Protocol

In Vivo DNase I, MNase, and Restriction Enzyme Footprinting via Ligation-Mediated Polymerase Chain Reaction (LM-PCR)

Adapted from Transcriptional Regulation in Eukaryotes: Concepts, Strategies, and Techniques, 2nd edition, by Michael F. Carey, Craig L. Peterson, and Stephen T. Smale. CSHL Press, Cold Spring Harbor, NY, USA, 2009.

INTRODUCTION

Genomic footprinting and related methods can reveal important protein-DNA interactions not detected using other methods. This protocol presents procedures for DNase I genomic footprinting, micrococcal nuclease (MNase) mapping of nucleosome positioning, and monitoring nucleosome remodeling via restriction enzyme accessibility. These procedures rely on a technique known as ligation-mediated polymerase chain reaction (LM-PCR), which can be used in concert with a variety of agents that cleave or modify genomic DNA within an intact cell or nucleus, with each agent providing unique insight into the regulation of a gene. LM-PCR is a powerful technique for detecting DNA strand breaks within a complex sample because of its extreme sensitivity and specificity. This general method has proven to be invaluable for several purposes, in particular, in analysis of the properties of an endogenous DNA locus. Coupling LM-PCR to DNase I digestion results in assays that are analogous to in vitro DNase I footprinting or methylation protection.
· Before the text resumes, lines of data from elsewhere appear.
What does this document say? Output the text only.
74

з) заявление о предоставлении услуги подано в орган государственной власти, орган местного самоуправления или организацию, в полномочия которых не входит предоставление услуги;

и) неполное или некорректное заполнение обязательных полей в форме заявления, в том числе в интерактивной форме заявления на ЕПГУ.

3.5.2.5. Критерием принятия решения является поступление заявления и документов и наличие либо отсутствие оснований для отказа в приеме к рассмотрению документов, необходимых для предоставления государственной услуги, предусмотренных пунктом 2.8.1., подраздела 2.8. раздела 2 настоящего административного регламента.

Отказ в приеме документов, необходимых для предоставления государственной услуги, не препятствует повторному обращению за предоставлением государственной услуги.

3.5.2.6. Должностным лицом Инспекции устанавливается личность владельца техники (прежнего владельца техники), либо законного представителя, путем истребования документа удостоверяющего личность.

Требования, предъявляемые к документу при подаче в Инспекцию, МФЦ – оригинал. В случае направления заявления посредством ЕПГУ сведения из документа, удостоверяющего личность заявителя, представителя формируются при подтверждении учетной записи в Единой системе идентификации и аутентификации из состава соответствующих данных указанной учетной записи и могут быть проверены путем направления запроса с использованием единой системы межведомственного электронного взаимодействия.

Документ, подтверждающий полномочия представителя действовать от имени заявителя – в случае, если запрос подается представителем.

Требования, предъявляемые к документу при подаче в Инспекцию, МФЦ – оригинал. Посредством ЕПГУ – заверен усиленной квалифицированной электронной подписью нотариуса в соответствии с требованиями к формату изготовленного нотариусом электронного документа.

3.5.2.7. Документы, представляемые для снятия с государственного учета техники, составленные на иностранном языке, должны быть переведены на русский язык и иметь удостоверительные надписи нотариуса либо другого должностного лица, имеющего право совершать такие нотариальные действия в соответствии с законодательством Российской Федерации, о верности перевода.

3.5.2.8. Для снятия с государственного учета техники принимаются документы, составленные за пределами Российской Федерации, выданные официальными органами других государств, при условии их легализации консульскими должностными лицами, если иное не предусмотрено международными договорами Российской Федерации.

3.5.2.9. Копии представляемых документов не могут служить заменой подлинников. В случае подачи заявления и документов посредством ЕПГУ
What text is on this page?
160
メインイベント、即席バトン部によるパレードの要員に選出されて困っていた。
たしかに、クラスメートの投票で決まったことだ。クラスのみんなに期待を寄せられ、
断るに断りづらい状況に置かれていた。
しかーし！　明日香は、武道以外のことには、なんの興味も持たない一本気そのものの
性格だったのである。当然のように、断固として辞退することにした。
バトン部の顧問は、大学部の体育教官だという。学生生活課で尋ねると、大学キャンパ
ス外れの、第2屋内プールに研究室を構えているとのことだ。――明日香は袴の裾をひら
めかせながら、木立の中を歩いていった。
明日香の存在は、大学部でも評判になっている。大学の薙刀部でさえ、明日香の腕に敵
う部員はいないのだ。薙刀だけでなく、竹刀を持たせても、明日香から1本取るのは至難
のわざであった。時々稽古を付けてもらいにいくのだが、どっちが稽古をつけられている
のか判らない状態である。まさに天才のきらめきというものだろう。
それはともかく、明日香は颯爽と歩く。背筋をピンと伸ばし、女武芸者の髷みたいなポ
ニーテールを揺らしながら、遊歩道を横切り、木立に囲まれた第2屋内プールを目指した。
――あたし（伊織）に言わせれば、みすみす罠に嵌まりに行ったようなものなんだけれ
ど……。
Coupling to MNase digestion allows for the high-resolution analysis of nucleosome positioning. Coupling to restriction enzyme digestion in isolated nuclei provides evidence of nucleosome remodeling. For each of these methods, nuclei must first be isolated by lysis of the cells with a non-ionic detergent, followed by centrifugation. The isolated nuclei are then treated with the appropriate nuclease, followed by purification of the genomic DNA. LM-PCR is then performed on the cleaved genomic DNA.